Monday, 28 May 2012

To read the introduction or not to read the introduction - that's not really the question

At least for me. Not anymore. Not after so many stories have been spoilt for me by an expert trying to introduce me into a classic or a novel that was the recipient of an esteemed prize and therefore "deserves" an introduction.

I know, they mean well. For a student who does not want to read the whole novel and still needs to know what this is all about, that might be a good idea. But I doubt that is the reason why the publisher puts these notes in the book.

They might even think, it's a classic, everyone knows the story already. Not really, there are always new generations, there are people who didn't have to read this particular book in school because the teacher chose another one, there are people who prefer to read the books instead of watching the many film adaptations available nowadays.

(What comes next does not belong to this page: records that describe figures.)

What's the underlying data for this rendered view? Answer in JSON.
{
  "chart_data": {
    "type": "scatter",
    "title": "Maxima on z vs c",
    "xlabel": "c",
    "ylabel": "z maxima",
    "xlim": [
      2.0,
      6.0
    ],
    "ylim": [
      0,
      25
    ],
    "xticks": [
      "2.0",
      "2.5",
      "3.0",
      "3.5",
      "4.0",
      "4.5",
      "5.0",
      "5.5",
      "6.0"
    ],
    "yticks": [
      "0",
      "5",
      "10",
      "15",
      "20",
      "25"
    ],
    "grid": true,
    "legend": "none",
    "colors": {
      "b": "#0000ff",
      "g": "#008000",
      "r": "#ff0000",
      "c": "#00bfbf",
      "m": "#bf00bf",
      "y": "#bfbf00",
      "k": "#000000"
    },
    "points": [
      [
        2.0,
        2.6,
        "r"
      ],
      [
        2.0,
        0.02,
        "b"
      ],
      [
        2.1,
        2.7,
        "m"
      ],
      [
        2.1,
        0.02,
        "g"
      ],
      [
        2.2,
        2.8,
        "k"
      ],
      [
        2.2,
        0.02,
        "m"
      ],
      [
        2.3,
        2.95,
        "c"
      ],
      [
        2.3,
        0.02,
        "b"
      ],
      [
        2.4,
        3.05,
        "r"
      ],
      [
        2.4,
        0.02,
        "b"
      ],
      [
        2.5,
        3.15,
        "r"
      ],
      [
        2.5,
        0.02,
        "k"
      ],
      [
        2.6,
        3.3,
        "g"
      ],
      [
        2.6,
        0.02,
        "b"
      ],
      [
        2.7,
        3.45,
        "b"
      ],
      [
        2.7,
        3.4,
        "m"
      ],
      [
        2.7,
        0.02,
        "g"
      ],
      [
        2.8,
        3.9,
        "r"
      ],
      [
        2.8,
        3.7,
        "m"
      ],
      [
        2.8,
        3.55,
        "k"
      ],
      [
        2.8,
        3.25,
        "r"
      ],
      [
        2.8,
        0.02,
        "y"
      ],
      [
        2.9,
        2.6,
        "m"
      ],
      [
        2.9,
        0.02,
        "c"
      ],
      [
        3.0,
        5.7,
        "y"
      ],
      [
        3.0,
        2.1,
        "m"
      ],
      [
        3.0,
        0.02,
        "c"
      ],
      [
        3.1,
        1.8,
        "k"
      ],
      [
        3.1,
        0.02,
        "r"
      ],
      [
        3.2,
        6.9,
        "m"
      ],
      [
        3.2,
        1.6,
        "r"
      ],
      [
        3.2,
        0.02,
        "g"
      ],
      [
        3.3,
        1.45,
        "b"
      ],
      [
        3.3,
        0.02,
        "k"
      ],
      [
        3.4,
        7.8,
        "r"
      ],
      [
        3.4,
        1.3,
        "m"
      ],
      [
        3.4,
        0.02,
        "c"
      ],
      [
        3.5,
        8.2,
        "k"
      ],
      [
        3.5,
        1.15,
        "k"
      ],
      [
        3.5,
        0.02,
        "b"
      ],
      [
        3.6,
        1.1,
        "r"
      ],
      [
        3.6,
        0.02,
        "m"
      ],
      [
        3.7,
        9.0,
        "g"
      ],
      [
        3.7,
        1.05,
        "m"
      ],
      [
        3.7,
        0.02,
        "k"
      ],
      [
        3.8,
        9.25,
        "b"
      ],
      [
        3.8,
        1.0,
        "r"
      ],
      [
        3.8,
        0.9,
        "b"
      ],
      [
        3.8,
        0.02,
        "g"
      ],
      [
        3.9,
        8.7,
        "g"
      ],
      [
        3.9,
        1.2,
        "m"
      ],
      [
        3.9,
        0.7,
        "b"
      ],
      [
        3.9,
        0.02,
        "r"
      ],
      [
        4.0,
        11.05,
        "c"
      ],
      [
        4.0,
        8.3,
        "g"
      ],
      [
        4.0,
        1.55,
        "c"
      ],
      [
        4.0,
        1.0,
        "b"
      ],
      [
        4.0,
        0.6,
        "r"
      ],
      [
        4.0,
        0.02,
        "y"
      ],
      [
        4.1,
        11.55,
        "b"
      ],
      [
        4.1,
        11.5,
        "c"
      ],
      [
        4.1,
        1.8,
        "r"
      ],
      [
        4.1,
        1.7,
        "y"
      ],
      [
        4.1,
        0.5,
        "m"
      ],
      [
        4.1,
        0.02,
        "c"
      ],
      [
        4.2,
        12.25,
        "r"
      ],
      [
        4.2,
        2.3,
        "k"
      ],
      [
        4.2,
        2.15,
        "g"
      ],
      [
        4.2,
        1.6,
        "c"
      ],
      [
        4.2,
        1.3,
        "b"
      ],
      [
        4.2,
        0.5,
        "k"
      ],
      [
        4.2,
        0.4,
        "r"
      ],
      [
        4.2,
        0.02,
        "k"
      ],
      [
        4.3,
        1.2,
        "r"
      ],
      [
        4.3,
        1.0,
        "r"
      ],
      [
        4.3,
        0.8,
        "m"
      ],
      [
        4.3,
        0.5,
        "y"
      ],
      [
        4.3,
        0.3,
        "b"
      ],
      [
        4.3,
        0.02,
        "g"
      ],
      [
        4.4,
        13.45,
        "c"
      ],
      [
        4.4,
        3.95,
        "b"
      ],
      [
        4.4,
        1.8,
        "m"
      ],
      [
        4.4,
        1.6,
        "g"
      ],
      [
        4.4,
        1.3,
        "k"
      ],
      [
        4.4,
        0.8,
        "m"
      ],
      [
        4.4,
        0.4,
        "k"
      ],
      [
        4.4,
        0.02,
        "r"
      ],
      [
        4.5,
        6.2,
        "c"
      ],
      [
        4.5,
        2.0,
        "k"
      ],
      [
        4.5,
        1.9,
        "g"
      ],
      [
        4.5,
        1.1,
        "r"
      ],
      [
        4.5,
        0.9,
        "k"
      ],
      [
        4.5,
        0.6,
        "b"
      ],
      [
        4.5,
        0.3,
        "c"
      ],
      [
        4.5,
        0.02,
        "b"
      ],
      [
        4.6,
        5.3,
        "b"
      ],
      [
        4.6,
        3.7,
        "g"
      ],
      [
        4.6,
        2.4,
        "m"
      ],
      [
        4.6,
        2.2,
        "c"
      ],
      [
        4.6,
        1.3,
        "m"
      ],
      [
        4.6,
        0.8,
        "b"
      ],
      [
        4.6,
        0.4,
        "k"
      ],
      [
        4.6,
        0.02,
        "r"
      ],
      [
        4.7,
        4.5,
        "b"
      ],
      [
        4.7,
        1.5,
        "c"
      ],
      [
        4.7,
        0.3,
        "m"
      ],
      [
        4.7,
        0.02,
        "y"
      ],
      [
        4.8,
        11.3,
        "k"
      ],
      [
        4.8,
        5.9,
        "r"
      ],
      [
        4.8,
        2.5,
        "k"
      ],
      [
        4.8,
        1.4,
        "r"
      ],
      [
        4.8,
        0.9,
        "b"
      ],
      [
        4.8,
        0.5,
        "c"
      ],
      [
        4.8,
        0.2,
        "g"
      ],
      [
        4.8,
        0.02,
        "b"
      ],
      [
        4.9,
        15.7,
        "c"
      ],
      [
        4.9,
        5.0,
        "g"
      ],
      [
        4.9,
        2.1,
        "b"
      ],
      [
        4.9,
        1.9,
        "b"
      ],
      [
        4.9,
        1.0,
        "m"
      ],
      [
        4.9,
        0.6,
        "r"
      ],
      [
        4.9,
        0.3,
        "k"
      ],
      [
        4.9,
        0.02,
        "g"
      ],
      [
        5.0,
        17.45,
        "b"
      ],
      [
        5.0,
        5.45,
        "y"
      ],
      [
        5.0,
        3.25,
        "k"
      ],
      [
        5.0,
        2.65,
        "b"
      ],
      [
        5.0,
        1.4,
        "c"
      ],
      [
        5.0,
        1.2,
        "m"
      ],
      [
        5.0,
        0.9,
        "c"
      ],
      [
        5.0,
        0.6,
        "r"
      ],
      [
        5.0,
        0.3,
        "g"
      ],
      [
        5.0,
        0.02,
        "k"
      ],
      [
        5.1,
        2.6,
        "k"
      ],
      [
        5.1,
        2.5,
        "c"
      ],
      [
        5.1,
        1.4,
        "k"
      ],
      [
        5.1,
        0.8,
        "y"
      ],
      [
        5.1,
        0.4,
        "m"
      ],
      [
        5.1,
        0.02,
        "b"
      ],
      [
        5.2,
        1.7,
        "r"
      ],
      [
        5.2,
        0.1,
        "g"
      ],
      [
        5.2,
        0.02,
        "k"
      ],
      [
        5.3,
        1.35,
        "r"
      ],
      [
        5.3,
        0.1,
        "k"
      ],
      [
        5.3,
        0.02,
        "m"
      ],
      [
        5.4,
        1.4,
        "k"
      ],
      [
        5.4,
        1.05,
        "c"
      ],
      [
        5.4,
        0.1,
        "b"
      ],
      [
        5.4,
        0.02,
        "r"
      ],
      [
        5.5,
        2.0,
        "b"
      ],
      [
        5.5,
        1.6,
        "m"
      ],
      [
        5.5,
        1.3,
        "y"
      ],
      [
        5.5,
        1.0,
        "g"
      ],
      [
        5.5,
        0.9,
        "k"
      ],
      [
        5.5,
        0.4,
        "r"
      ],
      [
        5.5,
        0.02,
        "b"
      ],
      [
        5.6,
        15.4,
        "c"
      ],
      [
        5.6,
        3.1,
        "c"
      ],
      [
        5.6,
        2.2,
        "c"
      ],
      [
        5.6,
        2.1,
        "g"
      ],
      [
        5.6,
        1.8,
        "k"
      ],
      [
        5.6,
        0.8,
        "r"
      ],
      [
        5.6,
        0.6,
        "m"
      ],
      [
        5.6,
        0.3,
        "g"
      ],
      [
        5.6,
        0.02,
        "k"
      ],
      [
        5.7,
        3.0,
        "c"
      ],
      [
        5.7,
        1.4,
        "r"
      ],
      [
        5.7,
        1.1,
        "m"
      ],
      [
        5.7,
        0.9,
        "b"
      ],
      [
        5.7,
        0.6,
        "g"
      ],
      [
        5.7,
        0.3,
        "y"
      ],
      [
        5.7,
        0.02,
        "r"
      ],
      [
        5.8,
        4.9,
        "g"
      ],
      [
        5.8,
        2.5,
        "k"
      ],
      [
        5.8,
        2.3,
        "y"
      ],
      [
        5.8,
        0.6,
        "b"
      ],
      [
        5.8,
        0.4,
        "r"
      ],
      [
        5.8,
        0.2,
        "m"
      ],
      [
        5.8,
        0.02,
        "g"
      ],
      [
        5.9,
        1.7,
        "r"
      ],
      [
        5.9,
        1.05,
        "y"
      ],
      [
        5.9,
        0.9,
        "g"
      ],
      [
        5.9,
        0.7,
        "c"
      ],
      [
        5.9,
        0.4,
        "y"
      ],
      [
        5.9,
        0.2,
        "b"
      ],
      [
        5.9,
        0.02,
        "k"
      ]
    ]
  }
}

How often does the writer of the foreword tell you what happens in the story? A major event that you really don't want to know beforehand. Someone gets killed, a huge accident, a fire, a couple breaks up, you name it, they will have named it before you. It's almost as if someone read it for you and you don't even have to bother anymore.

Giving away too much, especially an essential point of the plot, definitely does not have the same effect on you, either. It dampens down the enjoyment of the read.

I asked my friends about this, they all agreed. Most of them skip it if they read the book for the first time, some read it afterwards. Some like to read it beforehand because they like the explanations in the introduction but even they agree that too much is given away.

The same argument goes for the reviews. It's better to read them afterwards, build your own opinion before you hear others agreeing or disagreeing with you.

Morale of the story. Don't read the introduction if you want to enjoy the novel.